FPGA JESD204B High-Speed Data Acquisition Design | Sienovo

This chapter delves into the design of continuous multi-segment triggered storage for high-speed data acquisition, specifically targeting 80 channels of parallel sampled data at an 80MHz data rate with a 12-bit width. We will explore the overall framework, the critical role of the Memory Interface Generator (MIG) user interface, its settings, and read/write timing. A significant focus will be on the design of the data cross-clock domain module and the memory control module, both essential for achieving robust continuous multi-segment triggered storage. Finally, we will touch upon the high-speed serial data transmission of this triggered data to an AXIe carrier board.

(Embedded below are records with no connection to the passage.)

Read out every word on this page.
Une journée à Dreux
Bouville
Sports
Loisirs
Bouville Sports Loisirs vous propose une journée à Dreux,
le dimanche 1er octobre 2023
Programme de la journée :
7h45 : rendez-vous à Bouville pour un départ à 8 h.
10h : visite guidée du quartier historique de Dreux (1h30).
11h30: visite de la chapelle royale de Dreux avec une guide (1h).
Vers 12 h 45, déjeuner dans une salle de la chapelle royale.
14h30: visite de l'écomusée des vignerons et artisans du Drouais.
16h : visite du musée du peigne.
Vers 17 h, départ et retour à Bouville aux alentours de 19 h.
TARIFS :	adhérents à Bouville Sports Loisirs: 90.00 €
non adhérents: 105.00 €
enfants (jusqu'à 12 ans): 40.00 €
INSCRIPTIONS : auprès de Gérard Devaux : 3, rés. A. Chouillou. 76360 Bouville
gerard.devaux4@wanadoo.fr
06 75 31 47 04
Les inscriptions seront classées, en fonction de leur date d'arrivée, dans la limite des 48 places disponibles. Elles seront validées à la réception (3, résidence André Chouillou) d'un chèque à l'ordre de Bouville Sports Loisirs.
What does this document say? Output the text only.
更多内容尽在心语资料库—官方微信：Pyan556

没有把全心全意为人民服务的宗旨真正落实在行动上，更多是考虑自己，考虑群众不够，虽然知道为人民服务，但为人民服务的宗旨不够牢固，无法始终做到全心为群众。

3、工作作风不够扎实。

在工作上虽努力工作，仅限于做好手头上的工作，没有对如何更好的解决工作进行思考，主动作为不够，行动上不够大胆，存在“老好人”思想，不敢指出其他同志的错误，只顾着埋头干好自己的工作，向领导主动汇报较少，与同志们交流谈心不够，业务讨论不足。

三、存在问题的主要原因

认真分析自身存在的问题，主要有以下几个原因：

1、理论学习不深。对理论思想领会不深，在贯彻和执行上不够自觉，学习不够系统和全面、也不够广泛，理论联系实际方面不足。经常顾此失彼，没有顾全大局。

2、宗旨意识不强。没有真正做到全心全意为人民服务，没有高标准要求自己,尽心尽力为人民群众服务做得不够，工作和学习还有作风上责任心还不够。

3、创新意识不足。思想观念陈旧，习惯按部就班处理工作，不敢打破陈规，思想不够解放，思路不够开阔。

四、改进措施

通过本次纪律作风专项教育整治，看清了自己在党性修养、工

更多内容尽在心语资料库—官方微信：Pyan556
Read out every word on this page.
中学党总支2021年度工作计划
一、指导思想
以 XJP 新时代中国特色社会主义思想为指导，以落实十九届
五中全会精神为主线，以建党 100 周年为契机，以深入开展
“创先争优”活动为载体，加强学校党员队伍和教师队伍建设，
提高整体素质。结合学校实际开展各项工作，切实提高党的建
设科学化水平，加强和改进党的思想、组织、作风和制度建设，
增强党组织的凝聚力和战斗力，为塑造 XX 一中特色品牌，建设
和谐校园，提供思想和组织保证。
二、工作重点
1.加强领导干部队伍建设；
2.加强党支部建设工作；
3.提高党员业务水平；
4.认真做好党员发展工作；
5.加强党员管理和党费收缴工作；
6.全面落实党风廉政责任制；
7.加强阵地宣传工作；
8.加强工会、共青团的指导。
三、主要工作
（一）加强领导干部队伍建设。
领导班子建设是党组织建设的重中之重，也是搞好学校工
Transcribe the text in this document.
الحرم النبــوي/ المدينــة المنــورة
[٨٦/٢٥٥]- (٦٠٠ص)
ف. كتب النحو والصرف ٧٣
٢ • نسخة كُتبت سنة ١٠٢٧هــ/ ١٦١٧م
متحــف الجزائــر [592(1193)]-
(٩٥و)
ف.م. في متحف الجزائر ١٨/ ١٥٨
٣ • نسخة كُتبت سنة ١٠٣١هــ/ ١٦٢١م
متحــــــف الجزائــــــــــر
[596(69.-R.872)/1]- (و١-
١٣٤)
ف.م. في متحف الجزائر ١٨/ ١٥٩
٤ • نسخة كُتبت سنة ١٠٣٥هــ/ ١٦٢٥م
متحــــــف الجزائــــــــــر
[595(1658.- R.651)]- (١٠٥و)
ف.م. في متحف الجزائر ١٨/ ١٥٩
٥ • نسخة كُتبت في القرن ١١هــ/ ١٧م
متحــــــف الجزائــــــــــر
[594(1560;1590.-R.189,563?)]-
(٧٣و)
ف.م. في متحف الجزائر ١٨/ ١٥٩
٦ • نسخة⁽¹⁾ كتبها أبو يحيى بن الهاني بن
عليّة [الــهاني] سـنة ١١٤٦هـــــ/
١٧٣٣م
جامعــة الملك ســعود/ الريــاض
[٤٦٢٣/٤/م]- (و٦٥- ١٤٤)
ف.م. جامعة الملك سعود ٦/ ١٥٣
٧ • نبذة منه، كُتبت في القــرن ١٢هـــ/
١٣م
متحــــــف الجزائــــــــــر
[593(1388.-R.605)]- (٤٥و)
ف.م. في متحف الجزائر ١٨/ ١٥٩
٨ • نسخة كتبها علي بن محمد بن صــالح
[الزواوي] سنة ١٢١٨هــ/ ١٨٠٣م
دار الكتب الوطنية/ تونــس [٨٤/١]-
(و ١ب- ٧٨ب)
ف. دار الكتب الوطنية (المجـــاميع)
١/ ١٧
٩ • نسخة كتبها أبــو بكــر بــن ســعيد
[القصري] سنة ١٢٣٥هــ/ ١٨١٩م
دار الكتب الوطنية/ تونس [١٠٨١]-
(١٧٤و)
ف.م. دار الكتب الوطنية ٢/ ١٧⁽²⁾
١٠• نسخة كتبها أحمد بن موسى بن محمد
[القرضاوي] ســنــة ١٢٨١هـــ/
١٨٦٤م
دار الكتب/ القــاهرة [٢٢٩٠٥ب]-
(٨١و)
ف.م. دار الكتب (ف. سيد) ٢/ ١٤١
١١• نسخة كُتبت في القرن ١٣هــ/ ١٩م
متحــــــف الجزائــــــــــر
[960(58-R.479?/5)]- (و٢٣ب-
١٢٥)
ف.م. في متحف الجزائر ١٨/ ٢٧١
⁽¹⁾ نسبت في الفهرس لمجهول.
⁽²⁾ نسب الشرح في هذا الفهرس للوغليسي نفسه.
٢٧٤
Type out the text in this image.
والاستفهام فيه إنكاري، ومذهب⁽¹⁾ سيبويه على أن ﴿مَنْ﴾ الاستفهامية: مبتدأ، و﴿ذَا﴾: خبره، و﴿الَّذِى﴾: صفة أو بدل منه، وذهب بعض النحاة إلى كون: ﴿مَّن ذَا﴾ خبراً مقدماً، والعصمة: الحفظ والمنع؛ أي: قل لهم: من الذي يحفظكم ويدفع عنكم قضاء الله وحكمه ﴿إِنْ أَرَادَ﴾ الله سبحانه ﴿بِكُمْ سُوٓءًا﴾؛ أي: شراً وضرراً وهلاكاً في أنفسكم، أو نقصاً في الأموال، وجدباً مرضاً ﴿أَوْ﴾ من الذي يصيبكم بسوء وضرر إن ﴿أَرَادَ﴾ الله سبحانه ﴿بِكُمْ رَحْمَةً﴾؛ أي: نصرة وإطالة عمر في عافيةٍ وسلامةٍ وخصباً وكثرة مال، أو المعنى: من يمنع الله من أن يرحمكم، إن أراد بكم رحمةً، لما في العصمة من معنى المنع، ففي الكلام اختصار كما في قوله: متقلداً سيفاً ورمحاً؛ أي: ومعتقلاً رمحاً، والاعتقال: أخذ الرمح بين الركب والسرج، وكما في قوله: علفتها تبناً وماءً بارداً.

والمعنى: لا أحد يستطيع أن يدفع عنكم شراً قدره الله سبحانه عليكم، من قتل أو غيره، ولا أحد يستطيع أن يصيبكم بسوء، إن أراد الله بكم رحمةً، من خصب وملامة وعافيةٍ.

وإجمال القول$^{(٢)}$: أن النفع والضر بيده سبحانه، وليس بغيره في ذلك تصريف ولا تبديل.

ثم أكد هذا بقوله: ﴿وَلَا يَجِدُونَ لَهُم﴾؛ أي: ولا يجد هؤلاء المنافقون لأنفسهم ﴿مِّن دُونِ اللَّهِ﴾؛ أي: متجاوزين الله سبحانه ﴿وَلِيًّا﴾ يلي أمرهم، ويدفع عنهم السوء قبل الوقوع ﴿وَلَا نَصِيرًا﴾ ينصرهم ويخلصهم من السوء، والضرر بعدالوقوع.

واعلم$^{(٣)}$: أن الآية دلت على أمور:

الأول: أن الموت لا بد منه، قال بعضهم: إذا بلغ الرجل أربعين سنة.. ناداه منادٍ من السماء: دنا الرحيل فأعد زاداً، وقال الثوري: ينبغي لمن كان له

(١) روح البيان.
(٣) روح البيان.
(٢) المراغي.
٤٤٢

4.1 Continuous Multi-Segment Triggered Storage

4.1.1 Overall Framework Design for Triggered Storage

For high-speed data acquisition systems, implementing triggered storage is crucial for capturing transient events or specific data segments. This design ultimately leverages DDR3 memory modules for the triggered storage of acquired data. The approach to trigger control for DDR3 significantly differs from that of a First-In, First-Out (FIFO) buffer due to their fundamental architectural differences.

Triggered Storage with FIFO (Conceptual) To illustrate, consider triggered storage using a FIFO, where the pre-trigger depth is assumed to be half of the total storage depth, and the trigger point is the peak of a sine wave (conceptually similar to Figure 4-1 in the original context).

Initially, the FIFO's write enable is activated, and sampled data is continuously written.
Once the pre-trigger depth is filled, both FIFO read and write enables are activated simultaneously, awaiting the trigger signal. During this phase, newly written data overwrites older data, effectively creating a circular buffer.
Upon the arrival of the trigger signal, only the FIFO write enable remains active until the storage space is completely filled.

Triggered Storage with DDR3 DDR3 memory, unlike a FIFO, uses an address bus for accessing storage space, meaning read and write operations cannot occur simultaneously. Therefore, triggered storage in DDR3 must be implemented by recording trigger addresses. The process (conceptually similar to Figure 4-2) involves:

After initialization, the DDR3 memory begins storing sampled data.
When the stored data reaches the pre-trigger depth, data continues to be written to subsequent address spaces.
Upon the arrival of the trigger signal (e.g., point C in a conceptual diagram), the current trigger address is recorded. The trigger signal can occur either before the storage space is full or after.
As data continues to be written to the DDR3, a "write-back" phenomenon occurs, where new sampled data overwrites previously stored data in specific segments (e.g., segments AE or CE in a conceptual diagram).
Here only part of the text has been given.